Partial Feedback Online Learning
This work addresses a novel learning protocol for online learning with partial feedback, providing foundational insights into learnability conditions, though it is incremental in extending existing online learning theory.
The paper tackles the problem of partial-feedback online learning, where learners receive only one acceptable label per round, by introducing a collection version space and new dimensions (PFLdim and PMSdim) that tightly characterize minimax regret, resolving an open question and showing linear regret barriers beyond set realizability.

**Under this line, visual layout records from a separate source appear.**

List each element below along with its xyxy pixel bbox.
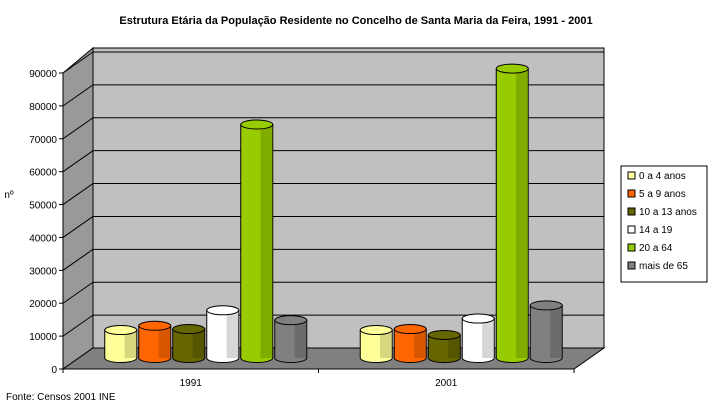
legend-item: 14 a 19 <box>627 225 673 236</box>
bar-shading <box>516 68 529 359</box>
bar-shading <box>226 310 239 358</box>
legend-swatch <box>627 189 636 198</box>
grid-line-side <box>62 51 94 74</box>
bar <box>274 315 308 363</box>
y-tick-label: 10000 <box>29 332 57 343</box>
bar-body <box>359 329 393 363</box>
bar <box>529 300 563 363</box>
bar-top <box>172 324 206 335</box>
grid-line-side <box>62 117 94 140</box>
bar-shading <box>380 330 393 358</box>
y-axis-ticks: 0 10000 20000 30000 40000 50000 60000 70000 8000… <box>29 69 63 376</box>
bar-shading <box>260 124 273 358</box>
bar-shading <box>550 305 563 358</box>
y-tick-label: 40000 <box>29 233 57 244</box>
legend-item: mais de 65 <box>627 261 688 272</box>
y-tick-label: 0 <box>51 365 57 376</box>
bars <box>104 63 563 363</box>
y-tick-label: 20000 <box>29 299 57 310</box>
y-tick-label: 90000 <box>29 69 57 80</box>
grid-line-side <box>62 216 94 238</box>
legend-items: 0 a 4 anos 5 a 9 anos 10 a 13 anos 14 a 19 2… <box>627 171 697 272</box>
bar-top <box>274 315 308 326</box>
bar-body <box>172 328 206 363</box>
bar <box>427 329 461 363</box>
bar-body <box>274 319 308 363</box>
bar-shading <box>414 329 427 358</box>
bar-shading <box>294 320 307 358</box>
y-tick-label: 30000 <box>29 266 57 277</box>
legend-item: 0 a 4 anos <box>627 171 686 182</box>
grid-line-side <box>62 281 94 304</box>
y-tick-label: 70000 <box>29 135 57 146</box>
bar-shading <box>124 330 137 358</box>
bar-top <box>359 325 393 336</box>
legend <box>620 165 708 283</box>
legend-label: mais de 65 <box>639 261 688 272</box>
bar-top <box>393 324 427 335</box>
bar-top <box>461 313 495 324</box>
bar-top <box>495 63 529 74</box>
bar-body <box>461 318 495 363</box>
bar-body <box>427 334 461 363</box>
bar-top <box>240 119 274 130</box>
legend-item: 20 a 64 <box>627 243 673 254</box>
bar-top <box>206 305 240 316</box>
x-axis-ticks: 1991 2001 <box>62 369 575 389</box>
chart-title: Estrutura Etária da População Residente … <box>119 15 592 27</box>
bar-shading <box>448 334 461 358</box>
bar-body <box>393 328 427 363</box>
x-tick-label: 2001 <box>435 378 458 389</box>
grid-line-side <box>62 150 94 173</box>
bar-top <box>529 300 563 311</box>
side-wall <box>62 46 94 370</box>
bar <box>393 324 427 363</box>
grid-line-side <box>62 314 94 337</box>
y-tick-label: 60000 <box>29 168 57 179</box>
bar-top <box>104 325 138 336</box>
grid-line-side <box>62 183 94 205</box>
bar-body <box>138 325 172 363</box>
legend-swatch <box>627 225 636 234</box>
bar <box>172 324 206 363</box>
bar-body <box>104 329 138 363</box>
legend-label: 10 a 13 anos <box>639 207 697 218</box>
bar-body <box>240 123 274 363</box>
y-axis-label: nº <box>4 190 14 201</box>
source-note: Fonte: Censos 2001 INE <box>6 392 116 403</box>
bar-body <box>495 68 529 363</box>
legend-item: 5 a 9 anos <box>627 189 686 200</box>
bar <box>138 320 172 363</box>
bar <box>359 325 393 363</box>
bar <box>104 325 138 363</box>
bar-body <box>206 309 240 363</box>
bar-body <box>529 304 563 363</box>
bar <box>206 305 240 363</box>
legend-label: 20 a 64 <box>639 243 673 254</box>
bar-top <box>138 320 172 331</box>
bar <box>461 313 495 363</box>
legend-swatch <box>627 261 636 270</box>
legend-item: 10 a 13 anos <box>627 207 697 218</box>
y-tick-label: 50000 <box>29 201 57 212</box>
x-tick-label: 1991 <box>180 378 203 389</box>
legend-label: 14 a 19 <box>639 225 673 236</box>
bar <box>495 63 529 363</box>
y-tick-label: 80000 <box>29 102 57 113</box>
bar-shading <box>482 318 495 358</box>
grid-line-side <box>62 248 94 271</box>
bar-shading <box>158 325 171 358</box>
grid-line-side <box>62 84 94 107</box>
legend-swatch <box>627 243 636 252</box>
bar <box>240 119 274 363</box>
legend-swatch <box>627 207 636 216</box>
bar-shading <box>192 329 205 358</box>
bar-top <box>427 329 461 340</box>
legend-swatch <box>627 171 636 180</box>
legend-label: 0 a 4 anos <box>639 171 686 182</box>
legend-label: 5 a 9 anos <box>639 189 686 200</box>
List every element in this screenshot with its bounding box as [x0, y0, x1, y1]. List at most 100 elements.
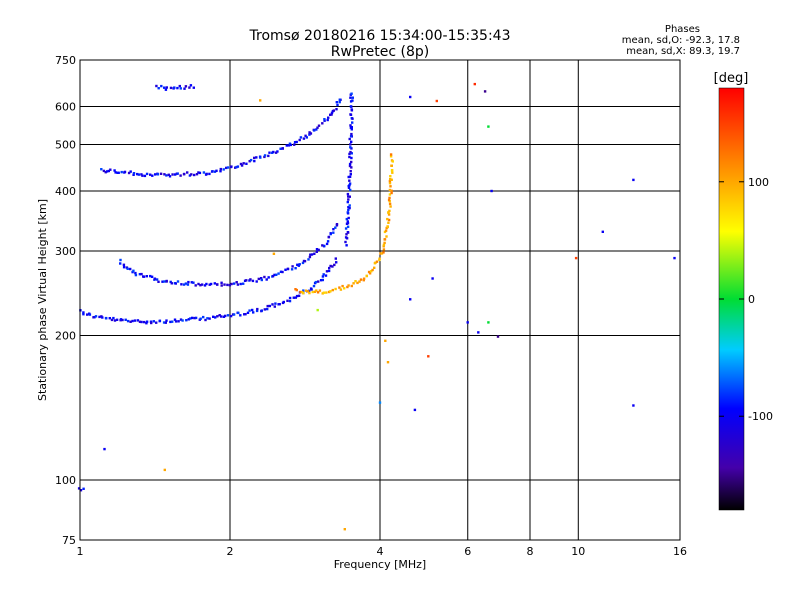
echo-point [220, 315, 223, 318]
echo-point [275, 273, 278, 276]
echo-point [219, 170, 222, 173]
echo-point [344, 227, 348, 230]
echo-point [234, 166, 237, 169]
echo-point [292, 296, 295, 299]
echo-point [179, 318, 183, 321]
echo-point [271, 303, 274, 306]
echo-point [180, 283, 183, 286]
colorbar-tick-label: 0 [748, 293, 755, 306]
echo-point [171, 320, 174, 323]
echo-point [276, 150, 279, 153]
echo-point [388, 188, 392, 192]
echo-point [299, 136, 303, 139]
echo-point [164, 88, 168, 91]
echo-point [487, 321, 490, 324]
echo-point [143, 174, 147, 178]
echo-point [199, 284, 202, 287]
echo-point [165, 319, 168, 322]
echo-point [176, 86, 179, 90]
echo-point [150, 275, 154, 278]
echo-point [286, 299, 289, 302]
colorbar-tick-label: -100 [748, 410, 773, 423]
echo-point [155, 321, 158, 324]
echo-point [220, 284, 223, 287]
echo-point [138, 320, 142, 323]
echo-point [230, 165, 233, 168]
echo-point [259, 99, 262, 102]
echo-point [322, 273, 325, 276]
echo-point [378, 258, 381, 262]
echo-point [367, 270, 371, 274]
echo-point [346, 231, 350, 234]
echo-point [153, 277, 157, 280]
echo-point [302, 289, 305, 292]
echo-point [163, 86, 166, 89]
echo-point [165, 174, 168, 177]
echo-point [673, 256, 676, 260]
echo-point [168, 175, 172, 178]
echo-point [271, 274, 275, 278]
echo-point [389, 185, 392, 188]
echo-point [215, 169, 218, 172]
echo-point [389, 178, 392, 181]
echo-point [349, 150, 352, 154]
echo-point [272, 252, 276, 255]
echo-point [156, 173, 160, 176]
echo-point [252, 311, 255, 314]
x-axis-label: Frequency [MHz] [334, 558, 426, 571]
echo-point [192, 281, 195, 284]
echo-point [208, 172, 211, 176]
echo-point [387, 221, 390, 224]
echo-point [296, 263, 299, 266]
echo-point [162, 321, 166, 324]
echo-point [288, 296, 292, 300]
echo-point [291, 265, 294, 268]
echo-point [329, 113, 332, 116]
echo-point [387, 211, 390, 214]
echo-point [93, 316, 96, 319]
echo-point [330, 111, 334, 114]
echo-point [213, 282, 216, 285]
y-tick-label: 300 [55, 245, 76, 258]
echo-point [174, 320, 178, 323]
echo-point [226, 283, 229, 287]
echo-point [140, 320, 143, 324]
echo-point [294, 267, 297, 270]
echo-point [349, 143, 352, 146]
x-tick-labels: 1 2 4 6 8 10 16 [77, 545, 688, 558]
echo-point [174, 173, 177, 176]
echo-point [347, 198, 350, 201]
echo-point [86, 313, 89, 316]
echo-point [386, 361, 390, 364]
echo-point [388, 179, 392, 183]
echo-point [305, 136, 308, 139]
echo-point [132, 173, 135, 176]
echo-point [388, 209, 391, 213]
echo-point [347, 208, 350, 212]
echo-point [304, 134, 307, 137]
echo-point [382, 251, 385, 254]
echo-point [122, 263, 126, 266]
echo-point [208, 283, 211, 286]
echo-point [306, 290, 310, 293]
echo-point [344, 236, 348, 239]
echo-point [348, 179, 351, 182]
echo-point [313, 129, 316, 132]
echo-point [170, 282, 173, 285]
echo-point [189, 84, 193, 87]
echo-point [285, 144, 288, 147]
echo-point [107, 169, 110, 173]
echo-point [149, 320, 153, 323]
echo-point [266, 307, 269, 311]
echo-point [388, 202, 392, 206]
echo-point [346, 200, 349, 204]
echo-point [325, 270, 329, 273]
echo-point [188, 174, 192, 177]
echo-point [94, 315, 98, 318]
echo-point [347, 206, 350, 209]
echo-point [167, 173, 170, 176]
echo-point [335, 108, 338, 111]
echo-point [202, 315, 205, 319]
echo-point [239, 282, 242, 286]
echo-point [149, 274, 152, 278]
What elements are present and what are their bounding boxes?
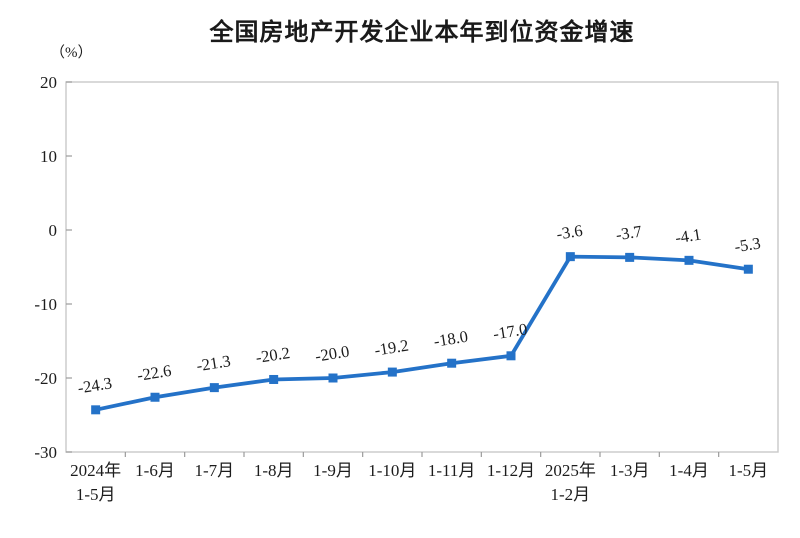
y-tick-label: -10	[34, 295, 57, 314]
x-tick-label: 1-9月	[313, 461, 353, 480]
data-point-label: -22.6	[136, 361, 173, 385]
chart-title: 全国房地产开发企业本年到位资金增速	[209, 19, 635, 46]
x-tick-label: 1-7月	[194, 461, 234, 480]
x-tick-label: 1-3月	[610, 461, 650, 480]
data-point-label: -24.3	[76, 373, 113, 397]
data-point-marker	[743, 264, 753, 274]
y-tick-label: -30	[34, 443, 57, 462]
y-tick-label: 20	[40, 73, 57, 92]
x-tick-label: 1-5月	[76, 485, 116, 504]
x-tick-label: 2025年	[545, 461, 596, 480]
x-tick-label: 1-4月	[669, 461, 709, 480]
chart-line	[93, 254, 751, 412]
data-point-label: -3.7	[614, 222, 643, 245]
data-point-marker	[328, 373, 338, 383]
data-point-label: -18.0	[432, 327, 469, 351]
plot-border	[65, 81, 779, 453]
data-point-marker	[684, 255, 694, 265]
data-point-marker	[150, 392, 160, 402]
data-point-label: -21.3	[195, 351, 232, 375]
data-point-marker	[91, 405, 101, 415]
data-point-label: -3.6	[555, 221, 584, 244]
y-axis-unit-label: （%）	[50, 45, 93, 61]
x-tick-label: 1-11月	[428, 461, 476, 480]
y-tick-label: 0	[49, 221, 58, 240]
y-tick-label: -20	[34, 369, 57, 388]
data-point-marker	[209, 383, 219, 393]
data-point-label: -20.0	[314, 341, 351, 365]
data-point-marker	[506, 351, 516, 361]
x-tick-label: 1-6月	[135, 461, 175, 480]
data-point-label: -19.2	[373, 336, 410, 360]
x-tick-label: 1-8月	[254, 461, 294, 480]
data-point-label: -5.3	[733, 233, 762, 256]
x-tick-label: 1-10月	[368, 461, 416, 480]
data-point-marker	[625, 252, 635, 262]
x-tick-label: 1-5月	[728, 461, 768, 480]
data-point-marker	[269, 374, 279, 384]
data-point-marker	[565, 252, 575, 262]
data-point-label: -20.2	[254, 343, 291, 367]
data-point-marker	[387, 367, 397, 377]
data-point-marker	[447, 358, 457, 368]
x-tick-label: 1-2月	[550, 485, 590, 504]
x-tick-label: 1-12月	[487, 461, 535, 480]
x-tick-label: 2024年	[70, 461, 121, 480]
y-tick-label: 10	[40, 147, 57, 166]
data-point-label: -17.0	[492, 319, 529, 343]
data-point-label: -4.1	[674, 224, 703, 247]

We study a new learning protocol, termed partial-feedback online learning, where each instance admits a set of acceptable labels, but the learner observes only one acceptable label per round. We highlight that, while classical version space is widely used for online learnability, it does not directly extend to this setting. We address this obstacle by introducing a collection version space, which maintains sets of hypotheses rather than individual hypotheses. Using this tool, we obtain a tight characterization of learnability in the set-realizable regime. In particular, we define the Partial-Feedback Littlestone dimension (PFLdim) and the Partial-Feedback Measure Shattering dimension (PMSdim), and show that they tightly characterize the minimax regret for deterministic and randomized learners, respectively. We further identify a nested inclusion condition under which deterministic and randomized learnability coincide, resolving an open question of Raman et al. (2024b). Finally, given a hypothesis space H, we show that beyond set realizability, the minimax regret can be linear even when |H|=2, highlighting a barrier beyond set realizability.